Sturdy Cycles ‘Fiadh’ Disc All-Road

Last year, we posted Petor’s Shop Visit to UK-based Sturdy Cycles, and to supplement that coverage, we’re re-visiting their Fiadh disc all road bike, shot in a studio environment. These bikes blend modern tech with very subtle and classic proportions. Read on below for words by Tom Sturdy and more photos of these stunning 3D printed assemblage frames!

“If I had to have just one bike”… This is very much what I had in mind when I developed this model. Fiadh (pronounced fee-ah) is a Gaelic name meaning ‘wild’ or ‘free’. The bike is a versatile road bike that is focused on the pure joy of being out on two wheels at any opportunity. It’s a capable race bike that is not shy of fast pace. It is light and responsive but, with generous tyre clearance (up to a measured 35mm tyre on a 700c rim), is equally at home a little further from the beaten track.

The development of this model has brought together a number of simultaneous projects that have given me unrivalled design freedom to truly optimise a bike for its intended rider. It is unashamedly the very best bike that I can make.

The frame is manufactured using my unique combination of drawn tubing welded to 3d printed junctions (each frame having its own individual set). This creates a structure that blends the efficiency of a monocoque chassis with the inherent qualities of titanium and the ability to fine tune both the geometry and structural performance of each frame.

It’s also paired with a custom titanium fork that also takes advantage of additive manufacturing. A fork is a surprisingly complex structure that sees a huge variation in stress along its length. Additive manufacturing allows me to create a highly optimised structure to respond appropriately to these stresses creating a metal fork with sophisticated geometry and topology, that is competitive with the weight of a composite fork and can be fine-tuned for a given application. It also means that I can fully control tyre clearance, fork geometry, axle standards, brake formats, fender compatibility, etc.

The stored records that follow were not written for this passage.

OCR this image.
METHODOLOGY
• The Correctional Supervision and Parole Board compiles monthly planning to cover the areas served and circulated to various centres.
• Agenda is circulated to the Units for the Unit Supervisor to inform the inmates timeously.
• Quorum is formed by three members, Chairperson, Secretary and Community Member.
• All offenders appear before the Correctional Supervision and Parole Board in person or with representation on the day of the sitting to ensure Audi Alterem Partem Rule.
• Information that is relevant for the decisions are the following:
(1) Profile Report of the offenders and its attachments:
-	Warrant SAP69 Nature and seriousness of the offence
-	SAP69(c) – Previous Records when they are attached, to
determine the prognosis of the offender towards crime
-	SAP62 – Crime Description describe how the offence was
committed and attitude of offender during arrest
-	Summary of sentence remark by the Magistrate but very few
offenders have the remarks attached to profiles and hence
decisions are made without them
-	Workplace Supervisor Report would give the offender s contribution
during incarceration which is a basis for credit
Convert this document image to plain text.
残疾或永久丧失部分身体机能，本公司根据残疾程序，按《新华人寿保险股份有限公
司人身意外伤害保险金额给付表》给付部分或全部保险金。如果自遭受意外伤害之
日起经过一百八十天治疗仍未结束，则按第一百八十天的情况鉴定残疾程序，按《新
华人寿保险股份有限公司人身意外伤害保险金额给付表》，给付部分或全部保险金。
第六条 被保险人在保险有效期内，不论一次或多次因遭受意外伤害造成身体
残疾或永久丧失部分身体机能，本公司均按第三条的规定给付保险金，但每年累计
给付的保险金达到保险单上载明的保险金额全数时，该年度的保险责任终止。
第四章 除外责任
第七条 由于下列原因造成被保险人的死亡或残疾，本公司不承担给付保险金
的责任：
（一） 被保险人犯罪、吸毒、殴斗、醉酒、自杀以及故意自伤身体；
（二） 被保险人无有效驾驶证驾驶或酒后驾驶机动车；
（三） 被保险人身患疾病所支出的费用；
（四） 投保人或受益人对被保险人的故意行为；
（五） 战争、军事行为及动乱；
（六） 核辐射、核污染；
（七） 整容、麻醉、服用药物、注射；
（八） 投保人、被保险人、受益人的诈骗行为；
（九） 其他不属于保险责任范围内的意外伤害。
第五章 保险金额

A custom stem offers an additional design variable when dialing in geometry to a given rider and when matched with the fork allows electronic groupsets to have fully integrated cable routing without the need to oversize the head tube or stem of the bike. This build is very much a 4 seasons bike and so a light bracket was incorporated into the removable computer mount that is held captive by the stem.

The full titanium crankset allows for custom crank lengths which has become a common request these days as well as offering improved frame clearance without increasing q-factor to eke out the best possible tyre clearance without restricting geometry.

This frame in particular has actually been through the wringer a bit and has served as a test mule subjected to both lab and real world testing before being smartened up once I was happy with everything. It is a relatively long frame for a road bike with the vehicle handling dialed in for use with 32mm measured tyres which has been my go-to tyre size for road use. Throughout the various lockdowns of 2020 it has been used more and more on un-made/broken (aka ‘british’) roads and whilst I wouldn’t describe it as a gravel bike I have had a lot of fun on it with slightly larger tyres.

As pictured the bike weighs 7.35kg and when kitted out with pedals and titanium fenders to match (not pictured) still comes in at just a shade over 8kg.